ACC Bank gets court order appointing a receiver over judgement
ACC Bank has secured a court order appointing a receiver over farm subsidy payments due to a couple this year and in the coming years following their failure to repay a €1.9m judgment obtained by the bank against them.
Mr Justice Peter Kelly agreed today to appoint a solicitor for ACC as receiver, by way of equitable execution, over single farm payments to be made by the Department of Agriculture to James and June Smith, Limetree, Portarlington, Co Laois.
He also agreed to an application by Anthony Fitzpatrick, for ACC, for permission to serve legal documents on the couple via post after being told difficulties had been encountered in serving documents on the couple personally at their farm.
In Commercial Court proceedings, the bank obtained judgment against the couple for €1.93m in late February last arising from unpaid loans advanced in 2007.

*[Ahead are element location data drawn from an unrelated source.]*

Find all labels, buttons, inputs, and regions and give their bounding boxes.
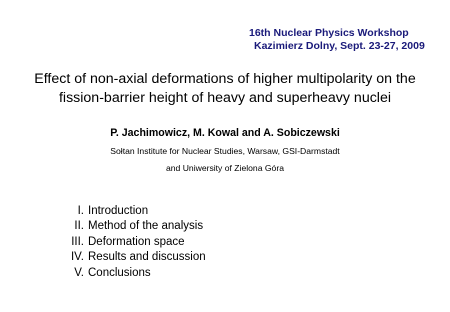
outline-item-conclusions bbox=[0, 266, 450, 281]
outline-item-text: Conclusions bbox=[88, 266, 151, 279]
outline-item-introduction bbox=[0, 204, 450, 219]
outline-item-text: Results and discussion bbox=[88, 251, 206, 264]
outline-item-text: Deformation space bbox=[88, 235, 185, 248]
outline-item-number: III. bbox=[71, 235, 84, 248]
outline-item-number: IV. bbox=[70, 251, 84, 264]
slide-title-line1: Effect of non-axial deformations of higher multipolarity on the bbox=[34, 71, 416, 87]
outline-item-results bbox=[0, 250, 450, 265]
outline-item-number: II. bbox=[74, 220, 84, 233]
workshop-place-date: Kazimierz Dolny, Sept. 23-27, 2009 bbox=[254, 40, 425, 52]
outline-item-method bbox=[0, 219, 450, 234]
authors: P. Jachimowicz, M. Kowal and A. Sobiczewski bbox=[110, 127, 340, 139]
outline-item-text: Introduction bbox=[88, 205, 149, 217]
affiliation-line2: and Uniwersity of Zielona Góra bbox=[166, 163, 284, 173]
outline-list bbox=[0, 204, 450, 281]
outline-item-number: I. bbox=[77, 205, 84, 217]
outline-item-text: Method of the analysis bbox=[88, 220, 204, 233]
workshop-name: 16th Nuclear Physics Workshop bbox=[249, 27, 409, 39]
affiliation-line1: Sołtan Institute for Nuclear Studies, Warsaw, GSI-Darmstadt bbox=[110, 146, 340, 156]
slide-title-line2: fission-barrier height of heavy and superheavy nuclei bbox=[58, 90, 392, 106]
outline-item-number: V. bbox=[74, 266, 84, 279]
outline-item-deformation-space bbox=[0, 235, 450, 250]
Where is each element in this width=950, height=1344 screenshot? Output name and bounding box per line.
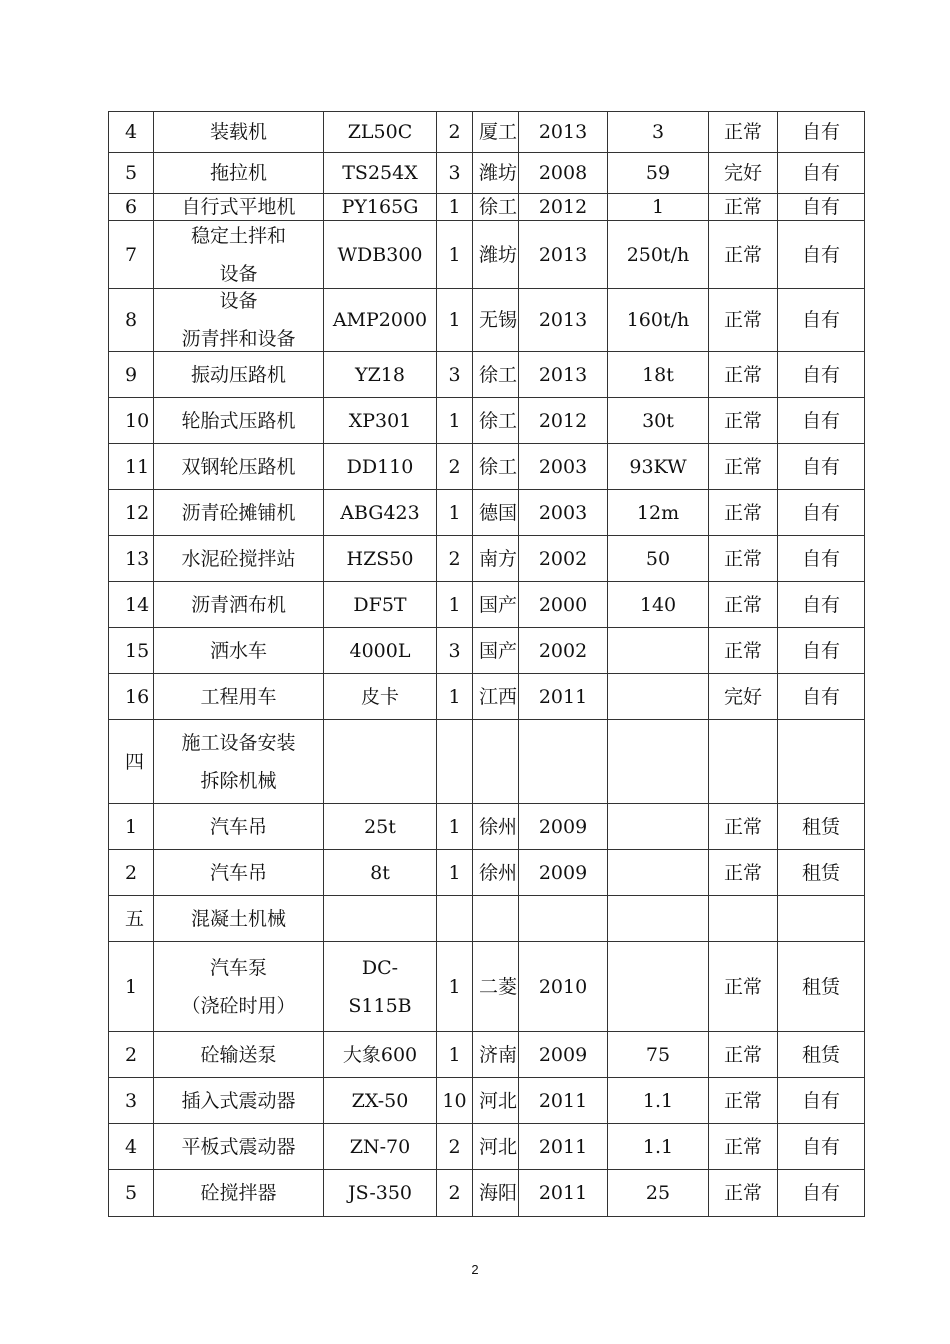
equipment-model-cell — [324, 352, 437, 398]
equipment-name-cell — [154, 444, 324, 490]
equipment-model-cell — [324, 221, 437, 289]
equipment-name-cell — [154, 112, 324, 153]
equipment-capacity-cell: 250t/h — [608, 221, 709, 289]
equipment-condition-cell: 正常 — [709, 942, 778, 1032]
equipment-name-cell — [154, 896, 324, 942]
equipment-year-cell: 2003 — [519, 444, 608, 490]
equipment-name-cell — [154, 536, 324, 582]
equipment-name-line: 轮胎式压路机 — [181, 409, 296, 432]
equipment-origin-cell: 国产 — [473, 582, 519, 628]
row-number-cell: 1 — [109, 942, 154, 1032]
equipment-origin-cell: 河北 — [473, 1124, 519, 1170]
equipment-year-cell: 2011 — [519, 1124, 608, 1170]
equipment-ownership-cell: 自有 — [778, 221, 865, 289]
equipment-quantity-cell: 3 — [437, 352, 473, 398]
row-number-cell: 2 — [109, 1032, 154, 1078]
equipment-condition-cell: 正常 — [709, 1124, 778, 1170]
equipment-name-line: 砼搅拌器 — [200, 1182, 277, 1204]
row-number-cell: 16 — [109, 674, 154, 720]
equipment-model-line: TS254X — [342, 162, 418, 184]
equipment-model-line: AMP2000 — [332, 309, 428, 331]
table-row — [109, 153, 865, 194]
table-row — [109, 112, 865, 153]
equipment-name-cell — [154, 352, 324, 398]
equipment-ownership-cell: 自有 — [778, 1170, 865, 1217]
equipment-model-line: 皮卡 — [360, 685, 399, 708]
equipment-ownership-cell: 自有 — [778, 112, 865, 153]
equipment-capacity-cell: 160t/h — [608, 289, 709, 352]
equipment-ownership-cell: 租赁 — [778, 850, 865, 896]
table-row — [109, 896, 865, 942]
equipment-name-cell — [154, 153, 324, 194]
equipment-model-cell — [324, 194, 437, 221]
equipment-capacity-cell: 93KW — [608, 444, 709, 490]
equipment-name-cell — [154, 804, 324, 850]
equipment-origin-cell: 徐工 — [473, 444, 519, 490]
equipment-model-line: XP301 — [348, 409, 412, 432]
equipment-model-line: 4000L — [349, 639, 411, 662]
equipment-name-line: 沥青砼摊铺机 — [181, 501, 296, 524]
equipment-ownership-cell: 自有 — [778, 398, 865, 444]
equipment-condition-cell — [709, 896, 778, 942]
equipment-origin-cell: 南方 — [473, 536, 519, 582]
equipment-model-cell — [324, 536, 437, 582]
row-number-cell: 11 — [109, 444, 154, 490]
table-row — [109, 221, 865, 289]
equipment-condition-cell: 完好 — [709, 153, 778, 194]
equipment-condition-cell: 正常 — [709, 221, 778, 289]
equipment-name-line: 汽车泵 — [209, 956, 267, 979]
equipment-name-line: 洒水车 — [209, 639, 267, 662]
equipment-name-line: 自行式平地机 — [181, 196, 296, 218]
row-number-cell: 7 — [109, 221, 154, 289]
equipment-origin-cell: 二菱 — [473, 942, 519, 1032]
equipment-ownership-cell: 租赁 — [778, 942, 865, 1032]
equipment-year-cell — [519, 896, 608, 942]
table-row — [109, 628, 865, 674]
equipment-quantity-cell — [437, 720, 473, 804]
equipment-origin-cell: 济南 — [473, 1032, 519, 1078]
equipment-table-body — [109, 112, 865, 1217]
equipment-year-cell: 2013 — [519, 112, 608, 153]
equipment-model-cell — [324, 896, 437, 942]
equipment-year-cell: 2012 — [519, 194, 608, 221]
equipment-ownership-cell: 自有 — [778, 1124, 865, 1170]
equipment-condition-cell: 正常 — [709, 582, 778, 628]
equipment-model-cell — [324, 444, 437, 490]
equipment-ownership-cell: 自有 — [778, 674, 865, 720]
row-number-cell: 9 — [109, 352, 154, 398]
equipment-quantity-cell: 1 — [437, 942, 473, 1032]
equipment-name-line: 设备 — [219, 290, 258, 312]
equipment-model-line: JS-350 — [347, 1182, 412, 1204]
equipment-name-line: 施工设备安装 — [181, 731, 296, 754]
equipment-model-line: S115B — [348, 994, 412, 1017]
equipment-condition-cell: 正常 — [709, 628, 778, 674]
equipment-model-line: ZN-70 — [349, 1135, 411, 1158]
equipment-year-cell: 2012 — [519, 398, 608, 444]
equipment-quantity-cell: 2 — [437, 112, 473, 153]
equipment-quantity-cell: 3 — [437, 628, 473, 674]
equipment-capacity-cell: 18t — [608, 352, 709, 398]
equipment-quantity-cell: 3 — [437, 153, 473, 194]
equipment-ownership-cell: 租赁 — [778, 1032, 865, 1078]
equipment-model-cell — [324, 289, 437, 352]
equipment-model-cell — [324, 942, 437, 1032]
equipment-year-cell: 2000 — [519, 582, 608, 628]
equipment-name-line: 拖拉机 — [209, 162, 267, 184]
row-number-cell: 12 — [109, 490, 154, 536]
equipment-origin-cell: 国产 — [473, 628, 519, 674]
equipment-model-line: ZL50C — [347, 121, 413, 143]
equipment-model-line: 大象600 — [342, 1043, 418, 1066]
equipment-name-cell — [154, 490, 324, 536]
equipment-quantity-cell: 1 — [437, 398, 473, 444]
equipment-model-line: DD110 — [346, 455, 414, 478]
equipment-model-line: WDB300 — [337, 243, 423, 266]
equipment-model-cell — [324, 112, 437, 153]
equipment-capacity-cell: 25 — [608, 1170, 709, 1217]
equipment-ownership-cell: 自有 — [778, 1078, 865, 1124]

Today, Mr Fitzpatrick said the bank had not recovered under that judgment and was seeking to appoint a receiver by way of equitable excution over single farm payments due to be received by the couple this year and in future years.
He said the couple previously looked for more time to make repayments and had said they were relying on payments from the Department of Agriculture as a means of repayment. They had received such payments in the past.
When the bank met with the defendants on April 30 last, they had said they would apply for payments under the Single Farm Payments scheme and the bank understood the deadline for such applications was mid-May, he said.
The bank was told the payment was €92,000 but that had been reduced to €45,000 arising from penalties for using nitrates, he said. The bank was told another creditor had also obtained a judgment against the couple for some €215,000 and the bank was concerned to protect its position.
It was in those circumstances he was seeking the appointment of the receiver, counsel said.
In court documents, the bank said it believed the couple had no substantial assets.
Mr Justice Kelly said the application was effectively brought as part of the bank's effort to execute its judgment. He was satisfied he had jurisdiction to appoint the receiver and would do so. The couple could apply to vary or discharge that order at 72 hours notice to the court and the bank, he added.